We don’t decide the way it’s supposed to be.

We follow Jesus way.

And this is not always easy stuff.



“If any want to be my followers

let them deny themselves and take up their cross.”



The cross that Jesus talks about is not

how some people refer to normal hardships and pain

my hip hurts, oh that’s my cross to bear.

I got a traffic ticket. That’s my cross to bear.



The cross that Jesus talks about is this cross

that we bear when we sacrifice ourselves and

our own direction and follow Christ’s direction.

When our own wants take a back seat and

our compassion for others takes a priority.

When we see the face of Jesus in the strangers

and the difficult people in our lives.

When we think of the needs of the world over our own.



When we follow Jesus we deny ourselves deny our plans

and follow Jesus’s plans.

When we’re moved to do things that aren’t

in our best interest, that don’t profit us.

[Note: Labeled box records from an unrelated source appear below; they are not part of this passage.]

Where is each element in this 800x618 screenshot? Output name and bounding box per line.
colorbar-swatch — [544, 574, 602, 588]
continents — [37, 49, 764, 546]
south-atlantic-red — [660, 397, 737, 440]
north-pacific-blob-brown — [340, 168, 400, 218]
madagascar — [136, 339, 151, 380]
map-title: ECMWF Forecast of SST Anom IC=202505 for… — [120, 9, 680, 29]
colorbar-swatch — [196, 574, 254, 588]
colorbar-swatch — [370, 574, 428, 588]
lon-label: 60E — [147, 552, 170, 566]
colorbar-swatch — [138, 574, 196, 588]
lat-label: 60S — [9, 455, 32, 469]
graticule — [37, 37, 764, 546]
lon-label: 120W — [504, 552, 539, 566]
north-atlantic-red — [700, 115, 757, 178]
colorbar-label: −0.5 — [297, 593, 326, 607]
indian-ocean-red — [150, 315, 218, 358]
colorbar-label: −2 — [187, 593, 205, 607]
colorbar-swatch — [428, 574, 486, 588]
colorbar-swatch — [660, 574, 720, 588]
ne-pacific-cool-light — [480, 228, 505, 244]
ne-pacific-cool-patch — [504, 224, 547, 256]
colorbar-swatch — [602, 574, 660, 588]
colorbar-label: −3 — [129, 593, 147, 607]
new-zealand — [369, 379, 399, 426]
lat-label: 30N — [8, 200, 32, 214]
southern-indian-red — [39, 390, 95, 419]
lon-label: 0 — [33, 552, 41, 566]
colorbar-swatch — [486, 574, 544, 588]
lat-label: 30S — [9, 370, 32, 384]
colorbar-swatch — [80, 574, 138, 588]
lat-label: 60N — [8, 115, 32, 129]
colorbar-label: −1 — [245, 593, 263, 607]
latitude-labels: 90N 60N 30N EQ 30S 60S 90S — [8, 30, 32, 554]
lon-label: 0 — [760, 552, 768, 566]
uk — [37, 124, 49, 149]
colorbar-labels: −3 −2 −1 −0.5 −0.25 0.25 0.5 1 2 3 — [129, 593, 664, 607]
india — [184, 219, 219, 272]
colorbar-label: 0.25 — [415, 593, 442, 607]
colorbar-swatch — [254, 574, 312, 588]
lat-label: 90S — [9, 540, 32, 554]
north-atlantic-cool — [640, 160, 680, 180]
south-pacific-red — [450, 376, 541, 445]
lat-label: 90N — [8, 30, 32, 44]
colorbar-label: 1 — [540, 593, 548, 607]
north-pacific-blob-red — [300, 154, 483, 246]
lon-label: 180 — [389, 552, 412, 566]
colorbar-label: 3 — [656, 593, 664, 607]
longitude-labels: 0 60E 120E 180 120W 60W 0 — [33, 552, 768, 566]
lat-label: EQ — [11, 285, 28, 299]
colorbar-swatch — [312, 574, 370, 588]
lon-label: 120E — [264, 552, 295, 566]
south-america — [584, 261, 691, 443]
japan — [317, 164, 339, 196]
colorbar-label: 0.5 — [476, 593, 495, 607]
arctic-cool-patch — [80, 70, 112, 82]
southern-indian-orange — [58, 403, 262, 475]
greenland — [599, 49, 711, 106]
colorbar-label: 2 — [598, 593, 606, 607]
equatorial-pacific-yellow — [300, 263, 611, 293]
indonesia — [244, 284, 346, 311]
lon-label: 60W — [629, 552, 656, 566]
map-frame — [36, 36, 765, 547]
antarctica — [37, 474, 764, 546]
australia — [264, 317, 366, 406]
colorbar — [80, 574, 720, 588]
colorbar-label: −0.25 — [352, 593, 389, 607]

We find ourselves in situations that we wouldn’t find

ourselves in a million years.

That is the cross that Jesus wants us to take up.

That is the race that Jesus wants us to sign up for.



“Those who want to save their life will lose it,

and those who lose their life for my sake,

and for the sake of the gospel, will save it.”



So is that the end of Jesus story?

Life is hard and then you die?

That is where Jesus leaves us?



Of course not, because we know what happens after the cross.

On the third day, Jesus rose from the dead.



And the same for us.

God doesn’t just leave us down in the mess.

God picks us up from there and restores us to new life.

Each time we experience these little deaths,

Those wilderness places of our lives,

God brings us to a new and transformed life.

A life that is changed,

a little better than the old one we left.

One that is authentic and real.

One that is closer to God and God’s compassion.

Not the same as before, but changed.



Maybe this is not the race that we signed up for,

But this is the life that God has in store for us.

This is the race that we are running.

And this is the promise of God.



We lose our life, but God promises to find it again.